Düşünülmüş ve kaliteli bir yanıt alınması, düşünmek için yeterli zamanın sağlanmasıyla mümkündür. Sonuç olarak; cevap vermek için değil, anlamak için dinlemek gereklidir.

F.      DOĞRU SORUYU SORMAK

     Doğru soruyu sormak, güçlü sorgulamanın en önemli yapı taşıdır. Doğru soruyu sorabilmek için, söylenenleri çok iyi dinlemeye odaklanmak gereklidir.

Soru sormak; bilgiyi edinmek için destekleyici bir karşılıklı konuşmayı kurgulayarak, adeta bir hazineye ulaşmak için yapılan kazı gibidir.

G.     GÜÇLÜ SORULAR

Güçlü soru sorma sanatı, eğitmenliğin kazandırdığı özelliklerin temelinde inşa edilir. Eğitmenlik/koçluk, tamamen keşfetmek, öğrenmek ve değişimi esas alır. Aslında eğitmenlik, öğrenirken öğretmeyi kural kabul eden bir yaşam biçimidir.
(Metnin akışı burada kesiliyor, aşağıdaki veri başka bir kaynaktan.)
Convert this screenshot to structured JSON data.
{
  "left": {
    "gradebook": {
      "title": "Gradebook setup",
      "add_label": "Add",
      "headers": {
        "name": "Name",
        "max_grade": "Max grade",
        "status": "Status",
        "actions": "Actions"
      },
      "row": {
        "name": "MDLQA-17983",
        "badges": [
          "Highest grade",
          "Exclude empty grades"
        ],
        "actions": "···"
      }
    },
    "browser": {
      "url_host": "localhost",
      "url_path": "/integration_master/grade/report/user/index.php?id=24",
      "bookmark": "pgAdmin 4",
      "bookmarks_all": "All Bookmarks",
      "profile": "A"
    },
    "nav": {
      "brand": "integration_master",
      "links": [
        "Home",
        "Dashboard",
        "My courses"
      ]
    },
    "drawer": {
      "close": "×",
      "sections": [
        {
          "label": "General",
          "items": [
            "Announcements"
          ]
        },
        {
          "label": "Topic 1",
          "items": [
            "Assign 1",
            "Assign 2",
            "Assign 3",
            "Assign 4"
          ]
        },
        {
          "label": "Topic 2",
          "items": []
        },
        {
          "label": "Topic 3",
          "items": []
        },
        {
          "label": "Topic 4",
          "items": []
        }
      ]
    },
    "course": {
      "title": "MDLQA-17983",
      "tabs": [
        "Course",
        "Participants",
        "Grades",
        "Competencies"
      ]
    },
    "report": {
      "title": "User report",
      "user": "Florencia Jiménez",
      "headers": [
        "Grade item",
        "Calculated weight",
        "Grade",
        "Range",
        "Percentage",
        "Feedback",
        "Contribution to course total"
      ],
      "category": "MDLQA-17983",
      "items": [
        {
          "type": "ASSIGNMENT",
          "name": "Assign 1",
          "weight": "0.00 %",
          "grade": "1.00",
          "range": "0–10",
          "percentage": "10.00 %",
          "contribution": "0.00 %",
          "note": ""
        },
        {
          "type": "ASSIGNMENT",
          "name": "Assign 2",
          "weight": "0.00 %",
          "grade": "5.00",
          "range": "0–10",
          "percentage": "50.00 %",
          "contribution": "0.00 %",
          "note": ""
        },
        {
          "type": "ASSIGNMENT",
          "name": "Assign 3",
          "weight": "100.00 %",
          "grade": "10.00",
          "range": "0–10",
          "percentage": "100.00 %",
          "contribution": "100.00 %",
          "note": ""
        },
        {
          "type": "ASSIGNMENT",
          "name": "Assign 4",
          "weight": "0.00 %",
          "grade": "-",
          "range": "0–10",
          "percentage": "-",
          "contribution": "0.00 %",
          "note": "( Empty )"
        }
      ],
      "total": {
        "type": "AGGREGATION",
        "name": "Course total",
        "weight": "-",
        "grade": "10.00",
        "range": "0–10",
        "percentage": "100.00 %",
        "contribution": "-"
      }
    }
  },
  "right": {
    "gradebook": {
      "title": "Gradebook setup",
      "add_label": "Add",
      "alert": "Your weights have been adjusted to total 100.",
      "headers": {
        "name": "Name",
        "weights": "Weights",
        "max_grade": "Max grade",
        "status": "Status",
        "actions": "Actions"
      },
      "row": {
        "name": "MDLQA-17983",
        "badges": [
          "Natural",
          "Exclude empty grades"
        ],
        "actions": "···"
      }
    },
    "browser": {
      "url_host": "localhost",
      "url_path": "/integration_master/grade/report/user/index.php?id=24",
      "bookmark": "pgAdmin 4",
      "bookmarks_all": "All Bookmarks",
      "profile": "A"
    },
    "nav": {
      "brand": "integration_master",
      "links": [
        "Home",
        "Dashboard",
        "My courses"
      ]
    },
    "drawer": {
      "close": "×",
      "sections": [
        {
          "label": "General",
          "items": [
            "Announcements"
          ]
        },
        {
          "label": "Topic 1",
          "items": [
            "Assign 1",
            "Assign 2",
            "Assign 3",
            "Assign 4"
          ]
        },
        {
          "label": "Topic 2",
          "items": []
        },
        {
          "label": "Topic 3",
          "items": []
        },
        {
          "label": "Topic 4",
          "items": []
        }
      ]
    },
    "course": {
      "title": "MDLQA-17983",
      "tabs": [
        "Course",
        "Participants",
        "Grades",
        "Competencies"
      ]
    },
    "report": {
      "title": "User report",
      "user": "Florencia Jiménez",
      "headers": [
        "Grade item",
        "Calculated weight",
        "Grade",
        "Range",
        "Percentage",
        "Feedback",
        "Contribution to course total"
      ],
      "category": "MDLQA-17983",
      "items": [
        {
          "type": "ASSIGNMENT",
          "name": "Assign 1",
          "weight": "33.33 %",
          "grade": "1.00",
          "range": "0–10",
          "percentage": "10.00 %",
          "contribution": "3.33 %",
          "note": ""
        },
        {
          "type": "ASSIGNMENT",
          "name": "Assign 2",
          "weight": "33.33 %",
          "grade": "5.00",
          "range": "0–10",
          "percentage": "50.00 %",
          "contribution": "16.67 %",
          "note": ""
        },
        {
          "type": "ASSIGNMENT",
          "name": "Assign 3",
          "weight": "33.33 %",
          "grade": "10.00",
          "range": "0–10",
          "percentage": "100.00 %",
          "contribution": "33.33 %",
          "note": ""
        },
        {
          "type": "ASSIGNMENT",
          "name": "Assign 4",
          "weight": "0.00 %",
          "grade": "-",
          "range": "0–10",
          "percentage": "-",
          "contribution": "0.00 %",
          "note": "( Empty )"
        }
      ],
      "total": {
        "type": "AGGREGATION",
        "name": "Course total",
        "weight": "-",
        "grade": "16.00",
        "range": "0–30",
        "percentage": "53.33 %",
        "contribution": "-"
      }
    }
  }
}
Ancak, soru sormanın etkisini; tutum, düşünce yapısı, konuşmanın hızı ve zamanlama belirlemektedir. Bir eğitmen/koç, sorunun etkisini belirleyecek hususların her zaman bilincinde olmalıdır.

Eğitmen/koç; kendisini rahat hissetmeli ve doğru/yanlış cevap verme baskısını yaşamamalıdır. Eğitmen/koç, sorulara varsayımlardan arındırılmış cevaplar vermelidir. Bir cevabın anlamının açıkça anlaşıldığından emin olunmalıdır. Bu sayede, gerektiği takdirde daha fazla sorgulamanın önü açılacaktır.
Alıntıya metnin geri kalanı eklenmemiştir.